Hollywood is jam-packed with actors and comedians — many of whom drop by small clubs to perform improv or stand-up. The Upright Citizens Brigade Theatre is a big beneficiary of these cameo appearances. It’s not unusual to see Jack Black, Adam Conover (of “Adam Ruins Everything”), or UCB founding member Amy Poehler make guest appearances alongside talent only known locally. There are two UCB theaters in L.A. — the more intimate location is on Franklin Avenue, and the bigger, glitzier stage is on Sunset Boulevard. However, be warned: Not every show is a winner (that’s part of the charm of improv), so choose wisely.

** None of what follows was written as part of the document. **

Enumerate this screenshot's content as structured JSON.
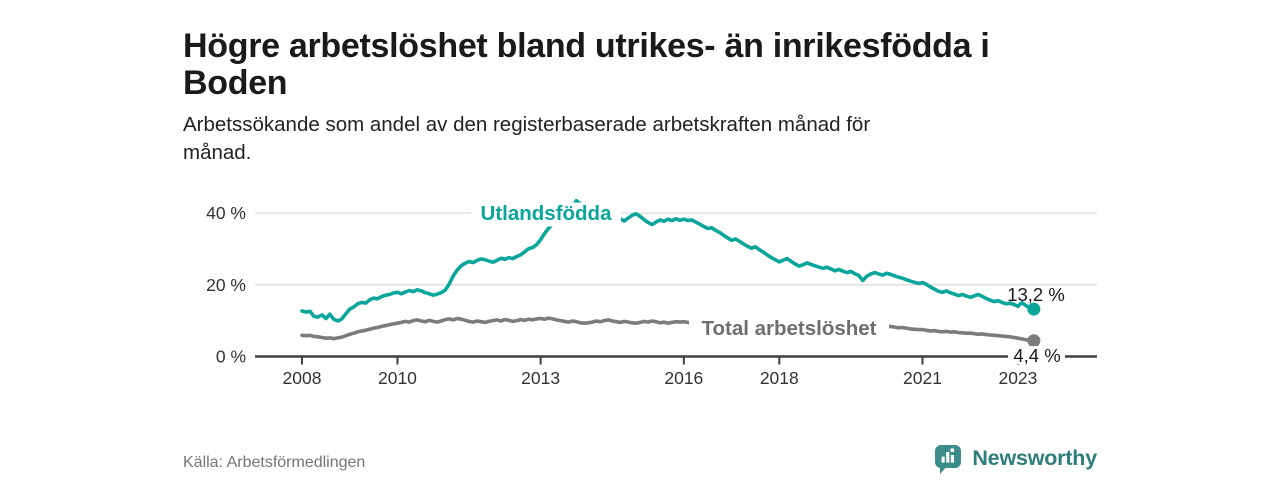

9. Visit Descanso Gardens.
Often overshadowed by L.A.’s Huntington Gardens, Descanso Gardens deserves a visit, too. Originally part of a deed given by California’s first governor to Corporal Jose Maria Verdugo for his service, the land was passed down through the Verdugo family from the late 1700s to 1869. Newspaper magnate Elias Manchester Boddy purchased the land in 1937 and built a 22-room mansion on the property. The gardens were more than just a getaway for Boddy, who built up a large collection of camellias, roses, and lilacs on the grounds, making them a source for the cut flower industry. In 1953, Boddy sold the property to Los Angeles County. Today, the grounds are home to a Japanese garden, oak forest, California native plants, and more. Plus, numerous animals can be found among the trees and plants — great horned owls, bobcats, and deer, to name a few. And the mansion now houses galleries with exhibits about science and local history.

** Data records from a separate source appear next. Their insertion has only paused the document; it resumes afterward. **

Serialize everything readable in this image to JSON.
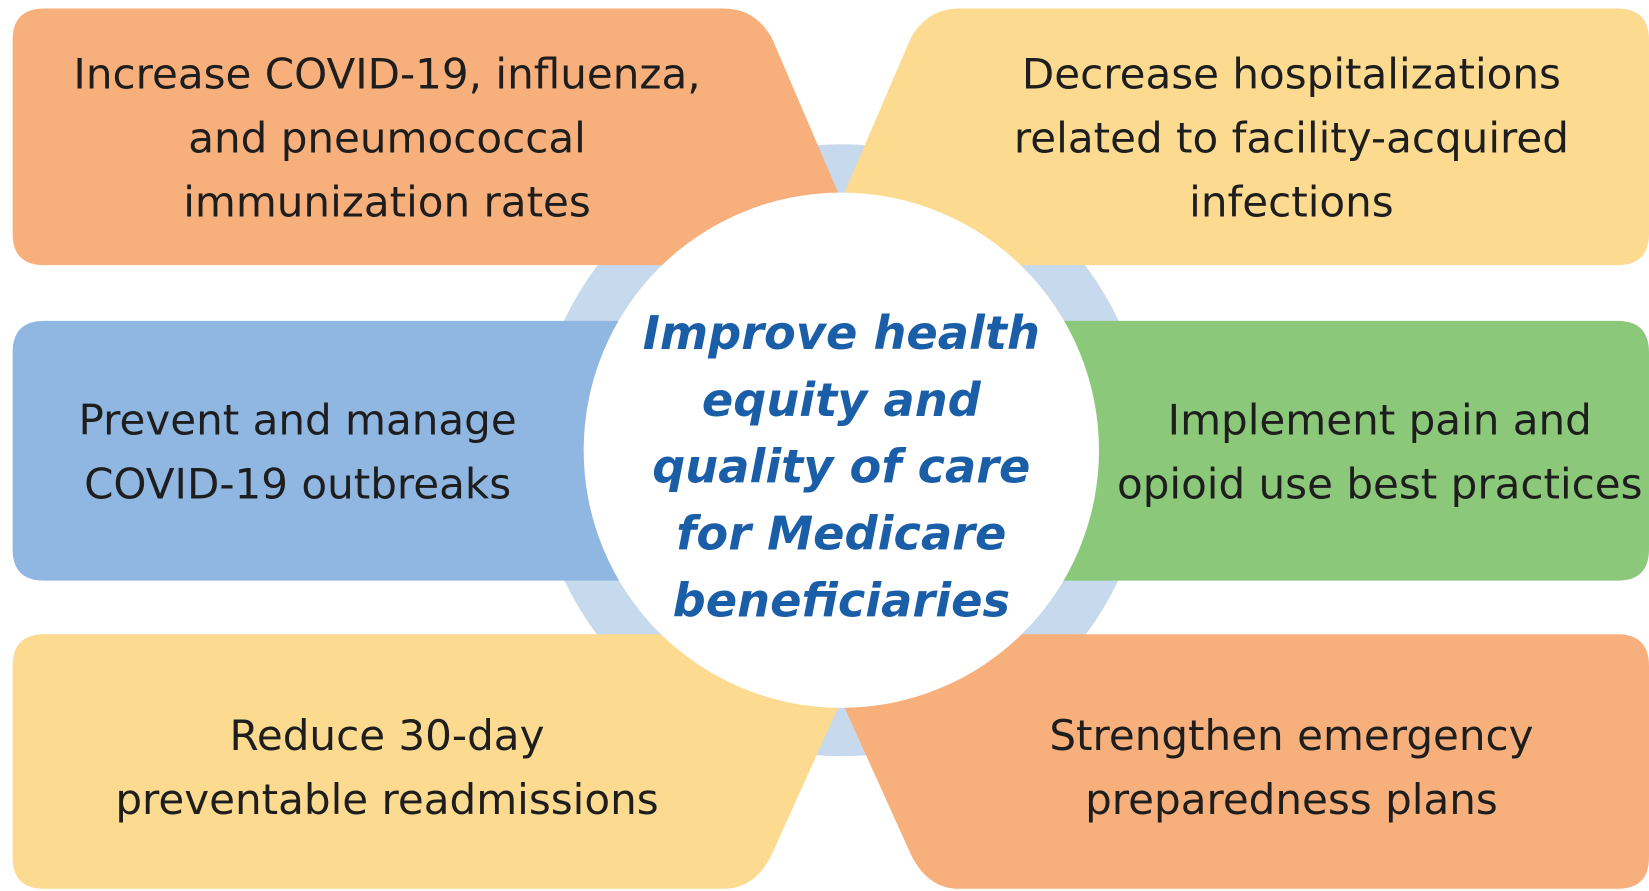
{
  "center": {
    "lines": [
      "Improve health",
      "equity and",
      "quality of care",
      "for Medicare",
      "beneficiaries"
    ]
  },
  "boxes": [
    {
      "lines": [
        "Increase COVID-19, influenza,",
        "and pneumococcal",
        "immunization rates"
      ]
    },
    {
      "lines": [
        "Decrease hospitalizations",
        "related to facility-acquired",
        "infections"
      ]
    },
    {
      "lines": [
        "Prevent and manage",
        "COVID-19 outbreaks"
      ]
    },
    {
      "lines": [
        "Implement pain and",
        "opioid use best practices"
      ]
    },
    {
      "lines": [
        "Reduce 30-day",
        "preventable readmissions"
      ]
    },
    {
      "lines": [
        "Strengthen emergency",
        "preparedness plans"
      ]
    }
  ]
}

10. Head to the Bronson Caves.
Don’t want to trek all the way to the Hollywood sign, a nearly six-and-a-half-mile hike starting in Griffith Park? Consider a much simpler hike to a smaller, but almost as beloved, Hollywood icon — the Bronson Caves. These caves have appeared in numerous TV shows and films, including “Star Trek VI: The Undiscovered Country” and “The Sword and the Sorcerer,” but they most famously starred as the Batcave in the Batman series. To get there, you’ll only need to hike about two-thirds of a mile. Upon arriving, you’ll realize that the Batcave is a lot smaller than you imagined. But that doesn’t mean you can’t pose for a goofy picture in front of it. As a bonus, you can look up and see the Hollywood sign on the way back.